Yes, Michael can deduct total mileage since Uber kept the mileage log and report on it on 1099-k. The total mileage 20,894 times the standard mileage rate for business $0.545 equal to $11387.
- Which portion of self-employment taxes is deductible on Michael’s tax return? Where will the deduction show on his return?
One half of the self-employment taxes will be deductible on his return as of $32,000 x 92.35% x 15.3% x 50%=$2261. The amount will be showed on line27, SCH1 of 1040.
- When you finish Michael’s return, you notice that he has a decent amount of tax liabilities. What tax planning advices would you recommend to Michael for 2018?
I will suggest Michael to pay quarterly estimated taxes during the year since his self-employment income from Uber exceed $20000, in order to avoid tax penalty and pay huge lump sum tax.

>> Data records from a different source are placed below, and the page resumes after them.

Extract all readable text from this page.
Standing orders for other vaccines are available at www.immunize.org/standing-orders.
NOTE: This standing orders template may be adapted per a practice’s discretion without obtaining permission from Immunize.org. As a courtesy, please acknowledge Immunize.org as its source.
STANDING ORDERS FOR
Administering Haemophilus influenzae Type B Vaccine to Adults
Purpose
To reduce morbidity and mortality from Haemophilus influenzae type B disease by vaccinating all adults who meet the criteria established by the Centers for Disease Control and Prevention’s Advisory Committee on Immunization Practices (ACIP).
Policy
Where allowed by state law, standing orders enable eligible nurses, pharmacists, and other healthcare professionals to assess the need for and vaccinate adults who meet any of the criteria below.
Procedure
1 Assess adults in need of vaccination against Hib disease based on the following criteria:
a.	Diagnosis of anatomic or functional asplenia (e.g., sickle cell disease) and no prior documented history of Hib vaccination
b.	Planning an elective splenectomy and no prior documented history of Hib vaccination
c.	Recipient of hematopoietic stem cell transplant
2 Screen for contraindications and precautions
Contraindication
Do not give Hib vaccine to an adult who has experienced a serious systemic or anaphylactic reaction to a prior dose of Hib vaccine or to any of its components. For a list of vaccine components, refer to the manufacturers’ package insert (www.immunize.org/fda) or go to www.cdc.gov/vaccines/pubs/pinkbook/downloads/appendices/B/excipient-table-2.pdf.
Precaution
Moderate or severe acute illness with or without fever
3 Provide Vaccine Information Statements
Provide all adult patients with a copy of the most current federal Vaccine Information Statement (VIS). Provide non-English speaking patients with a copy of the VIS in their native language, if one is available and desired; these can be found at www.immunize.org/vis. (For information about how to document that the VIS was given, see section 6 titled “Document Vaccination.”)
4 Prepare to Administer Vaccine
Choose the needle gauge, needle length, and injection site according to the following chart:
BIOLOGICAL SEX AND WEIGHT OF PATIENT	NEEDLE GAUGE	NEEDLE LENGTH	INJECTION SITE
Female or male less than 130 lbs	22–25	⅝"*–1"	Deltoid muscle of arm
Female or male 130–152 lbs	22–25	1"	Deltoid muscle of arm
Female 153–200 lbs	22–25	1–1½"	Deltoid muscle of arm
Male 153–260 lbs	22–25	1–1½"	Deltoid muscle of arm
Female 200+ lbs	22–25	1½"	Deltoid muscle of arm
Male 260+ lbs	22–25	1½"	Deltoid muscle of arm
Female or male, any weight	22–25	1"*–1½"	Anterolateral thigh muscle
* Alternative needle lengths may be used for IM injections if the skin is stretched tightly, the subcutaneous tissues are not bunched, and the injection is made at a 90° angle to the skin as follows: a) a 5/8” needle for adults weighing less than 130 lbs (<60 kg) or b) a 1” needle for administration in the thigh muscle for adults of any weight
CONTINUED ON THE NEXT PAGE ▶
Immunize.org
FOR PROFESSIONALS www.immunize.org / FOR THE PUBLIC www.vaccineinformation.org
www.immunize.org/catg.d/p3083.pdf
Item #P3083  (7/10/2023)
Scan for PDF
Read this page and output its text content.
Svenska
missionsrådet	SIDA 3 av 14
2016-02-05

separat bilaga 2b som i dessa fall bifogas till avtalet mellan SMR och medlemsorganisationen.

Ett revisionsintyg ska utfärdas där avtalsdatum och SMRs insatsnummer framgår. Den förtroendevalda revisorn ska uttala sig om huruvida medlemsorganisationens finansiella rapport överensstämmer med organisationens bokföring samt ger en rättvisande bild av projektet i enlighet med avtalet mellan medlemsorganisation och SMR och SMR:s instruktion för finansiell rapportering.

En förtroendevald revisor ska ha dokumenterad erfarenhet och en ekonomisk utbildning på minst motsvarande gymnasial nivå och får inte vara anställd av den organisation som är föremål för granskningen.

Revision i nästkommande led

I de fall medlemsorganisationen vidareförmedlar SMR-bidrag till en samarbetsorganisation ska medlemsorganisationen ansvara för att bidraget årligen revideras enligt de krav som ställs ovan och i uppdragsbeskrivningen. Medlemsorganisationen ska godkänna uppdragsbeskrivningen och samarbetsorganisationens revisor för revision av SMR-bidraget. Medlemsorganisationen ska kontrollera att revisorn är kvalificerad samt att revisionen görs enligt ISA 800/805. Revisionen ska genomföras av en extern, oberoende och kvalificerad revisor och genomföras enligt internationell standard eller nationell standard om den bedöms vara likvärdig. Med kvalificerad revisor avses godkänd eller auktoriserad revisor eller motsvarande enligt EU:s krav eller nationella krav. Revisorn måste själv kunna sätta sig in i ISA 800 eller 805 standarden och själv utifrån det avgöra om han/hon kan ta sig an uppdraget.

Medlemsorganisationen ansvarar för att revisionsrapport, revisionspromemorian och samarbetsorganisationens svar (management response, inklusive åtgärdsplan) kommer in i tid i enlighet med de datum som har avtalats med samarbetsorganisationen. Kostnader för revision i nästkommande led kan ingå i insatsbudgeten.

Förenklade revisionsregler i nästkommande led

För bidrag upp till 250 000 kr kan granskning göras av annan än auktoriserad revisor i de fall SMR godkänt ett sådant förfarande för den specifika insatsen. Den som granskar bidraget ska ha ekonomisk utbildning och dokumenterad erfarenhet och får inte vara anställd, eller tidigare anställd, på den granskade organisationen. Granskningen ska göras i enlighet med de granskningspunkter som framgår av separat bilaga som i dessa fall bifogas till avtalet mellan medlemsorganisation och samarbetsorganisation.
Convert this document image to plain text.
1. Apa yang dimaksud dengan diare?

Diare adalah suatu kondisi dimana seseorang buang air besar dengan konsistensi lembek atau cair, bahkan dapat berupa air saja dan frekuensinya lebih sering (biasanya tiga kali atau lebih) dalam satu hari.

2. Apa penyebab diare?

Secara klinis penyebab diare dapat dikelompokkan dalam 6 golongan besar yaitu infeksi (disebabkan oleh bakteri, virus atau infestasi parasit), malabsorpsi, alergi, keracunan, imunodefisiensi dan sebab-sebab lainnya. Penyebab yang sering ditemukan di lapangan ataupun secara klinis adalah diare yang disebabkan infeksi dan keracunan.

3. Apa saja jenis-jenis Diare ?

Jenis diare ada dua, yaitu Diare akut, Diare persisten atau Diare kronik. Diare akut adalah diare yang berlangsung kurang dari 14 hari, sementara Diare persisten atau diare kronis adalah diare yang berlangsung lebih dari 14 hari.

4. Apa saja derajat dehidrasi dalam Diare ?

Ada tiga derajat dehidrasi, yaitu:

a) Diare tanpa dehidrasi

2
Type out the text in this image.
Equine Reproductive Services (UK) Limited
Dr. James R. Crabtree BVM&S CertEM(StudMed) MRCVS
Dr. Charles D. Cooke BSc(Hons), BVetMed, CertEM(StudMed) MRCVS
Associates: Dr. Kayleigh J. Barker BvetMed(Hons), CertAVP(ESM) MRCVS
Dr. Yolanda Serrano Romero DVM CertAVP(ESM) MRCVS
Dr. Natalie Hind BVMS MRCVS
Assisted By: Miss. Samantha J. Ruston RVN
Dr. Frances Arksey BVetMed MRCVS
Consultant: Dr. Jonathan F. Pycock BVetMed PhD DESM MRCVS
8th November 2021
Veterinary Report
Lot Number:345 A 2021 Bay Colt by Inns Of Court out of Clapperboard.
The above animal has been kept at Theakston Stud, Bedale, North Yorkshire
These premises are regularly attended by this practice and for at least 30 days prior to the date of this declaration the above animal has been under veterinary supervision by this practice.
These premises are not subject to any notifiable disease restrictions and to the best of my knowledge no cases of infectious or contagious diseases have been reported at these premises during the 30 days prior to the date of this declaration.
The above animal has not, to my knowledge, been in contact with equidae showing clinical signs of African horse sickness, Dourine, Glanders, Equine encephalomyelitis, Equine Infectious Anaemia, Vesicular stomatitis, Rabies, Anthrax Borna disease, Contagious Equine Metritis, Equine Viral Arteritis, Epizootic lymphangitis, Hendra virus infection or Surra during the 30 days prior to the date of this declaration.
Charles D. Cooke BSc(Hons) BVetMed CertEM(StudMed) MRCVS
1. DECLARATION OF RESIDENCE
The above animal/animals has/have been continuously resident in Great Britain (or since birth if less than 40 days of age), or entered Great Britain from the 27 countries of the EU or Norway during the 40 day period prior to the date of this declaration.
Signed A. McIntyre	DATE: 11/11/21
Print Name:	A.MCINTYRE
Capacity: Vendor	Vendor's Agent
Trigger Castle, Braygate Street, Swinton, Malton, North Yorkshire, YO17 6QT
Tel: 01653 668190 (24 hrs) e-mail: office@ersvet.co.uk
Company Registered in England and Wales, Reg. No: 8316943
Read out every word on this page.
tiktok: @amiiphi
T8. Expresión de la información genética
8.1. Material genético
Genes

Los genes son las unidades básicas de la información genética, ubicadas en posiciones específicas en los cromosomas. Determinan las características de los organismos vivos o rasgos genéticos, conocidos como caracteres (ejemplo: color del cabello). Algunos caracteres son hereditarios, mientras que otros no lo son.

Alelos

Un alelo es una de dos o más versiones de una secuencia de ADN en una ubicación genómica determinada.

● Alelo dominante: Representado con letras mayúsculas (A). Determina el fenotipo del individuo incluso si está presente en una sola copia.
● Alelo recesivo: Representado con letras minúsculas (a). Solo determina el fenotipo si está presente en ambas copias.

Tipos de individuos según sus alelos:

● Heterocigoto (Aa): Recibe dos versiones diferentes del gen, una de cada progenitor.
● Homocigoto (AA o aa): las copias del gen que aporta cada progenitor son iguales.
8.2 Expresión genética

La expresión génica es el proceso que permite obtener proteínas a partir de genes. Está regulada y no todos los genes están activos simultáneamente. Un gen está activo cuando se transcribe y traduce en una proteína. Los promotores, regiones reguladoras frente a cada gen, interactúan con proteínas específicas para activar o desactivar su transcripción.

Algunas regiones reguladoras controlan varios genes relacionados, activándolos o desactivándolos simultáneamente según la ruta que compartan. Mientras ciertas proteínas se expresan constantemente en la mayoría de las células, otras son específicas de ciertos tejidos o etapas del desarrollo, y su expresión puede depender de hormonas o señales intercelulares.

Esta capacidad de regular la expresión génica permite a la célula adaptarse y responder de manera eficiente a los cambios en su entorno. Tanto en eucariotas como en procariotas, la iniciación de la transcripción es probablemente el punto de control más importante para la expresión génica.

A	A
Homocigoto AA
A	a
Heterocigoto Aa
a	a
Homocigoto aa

- If Michael cannot make a one-time payment to pay his tax liabilities, what are some other options available for him?
Michael can make estimated tax payments by four installments before IRS due dates for not being penalized.
- James Kelley is married and lives with his wife, Diana Kelley and a 9-year-old daughter, Emily Kelley. He drove full-time for Lyft in 2018 - 30,293 business miles. He kept a detailed mileage log and kept track of all his business expenses. His income from Lyft was $54,000. He incurred $2,000 meal expenses in 2018. Diana is an elementary school teacher at a local public school. She paid $400 of school supplies in 2018. The school did not reimburse her the expense. Based on the facts above, please answer the following questions:
- What is the best filing status for James?
The best filling status for James is MFJ as he lives with his wife during the year.